By the time we leave Chicago, it is evening. Carmine sits on my lap with his hands on the window, face pressed against the glass, gazing out at the streets and buildings, all lit up. “Yite,” he says softly as the city recedes into the distance. I look out the window with him. Soon all is dark; it’s impossible to tell where land ends and the sky begins.
“Get a good night’s rest,” Mrs. Scatcherd calls from the front of the car. “In the morning you will need to be at your very best.
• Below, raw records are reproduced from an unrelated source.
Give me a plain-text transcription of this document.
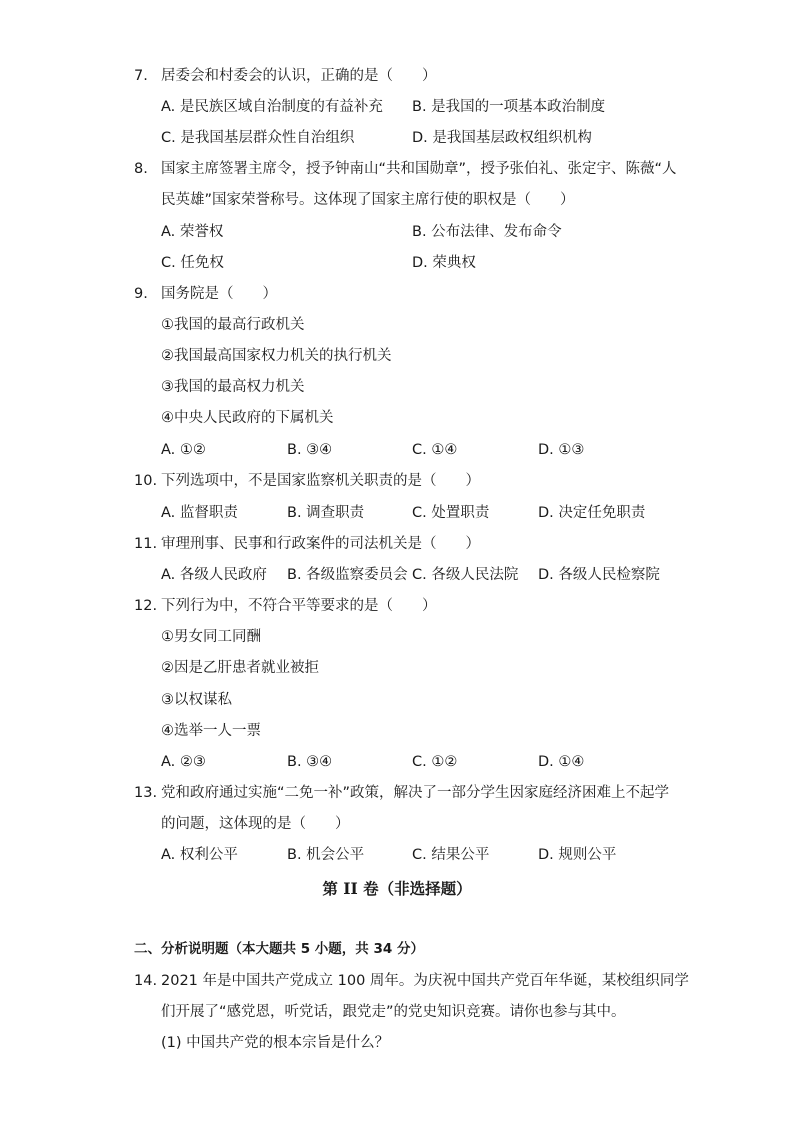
7. 居委会和村委会的认识，正确的是（　　）
A. 是民族区域自治制度的有益补充 B. 是我国的一项基本政治制度
C. 是我国基层群众性自治组织	D. 是我国基层政权组织机构
8. 国家主席签署主席令，授予钟南山“共和国勋章”，授予张伯礼、张定宇、陈薇“人
民英雄”国家荣誉称号。这体现了国家主席行使的职权是（　　）
A. 荣誉权	B. 公布法律、发布命令
C. 任免权	D. 荣典权
9. 国务院是（　　）
①我国的最高行政机关
②我国最高国家权力机关的执行机关
③我国的最高权力机关
④中央人民政府的下属机关
A. ①②	B. ③④	C. ①④	D. ①③
10. 下列选项中，不是国家监察机关职责的是（　　）
A. 监督职责	B. 调查职责	C. 处置职责	D. 决定任免职责
11. 审理刑事、民事和行政案件的司法机关是（　　）
A. 各级人民政府 B. 各级监察委员会 C. 各级人民法院 D. 各级人民检察院
12. 下列行为中，不符合平等要求的是（　　）
①男女同工同酬
②因是乙肝患者就业被拒
③以权谋私
④选举一人一票
A. ②③	B. ③④	C. ①②	D. ①④
13. 党和政府通过实施“二免一补”政策，解决了一部分学生因家庭经济困难上不起学
的问题，这体现的是（　　）
A. 权利公平	B. 机会公平	C. 结果公平	D. 规则公平
第 II 卷（非选择题）
二、分析说明题（本大题共 5 小题，共 34 分）
14. 2021 年是中国共产党成立 100 周年。为庆祝中国共产党百年华诞，某校组织同学
们开展了“感党恩，听党话，跟党走”的党史知识竞赛。请你也参与其中。
(1) 中国共产党的根本宗旨是什么？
It is vital that you make a good impression. Your drowsiness might well be construed as laziness.”
“What if nobody wants me?” one boy asks, and the entire car seems to hold its breath. It is the question on everyone’s mind, the question none of us are sure we want the answer to.
Mrs. Scatcherd looks down at Mr. Curran as if she’s been waiting for this. “If it happens that you are not chosen at the first stop, you will have several additional opportunities. I cannot think of an instance . . .” She pauses and purses her lips. “It is uncommon for a child to be with us on the return trip to New York.”
“Pardon me, ma’am,” a girl near the front says. “What if I don’t want to go with the people who choose me?”
“What if they beat us?” a boy cries out.
“Children!” Mrs. Scatcherd’s small glasses flash as she turns her head from side to side. “I will not have you interrupting!” She seems poised to sit down without addressing these questions, but then changes her mind. “I will say this: There is no accounting for taste and personalities. Some parents are looking for a healthy boy to work on the farm—as we all know, hard work is good for children, and you would be lucky to be placed with a God-fearing farm family, all you boys—and some people want babies. People sometimes think they want one thing, but later change their minds. Though we dearly hope all of you will find the right homes at the first stop, it doesn’t always work that way. So in addition to being respectable and polite, you must also keep your faith in God to guide you forward if the way is not clear. Whether your journey is long or short, He will help you as long as you place your trust in Him.”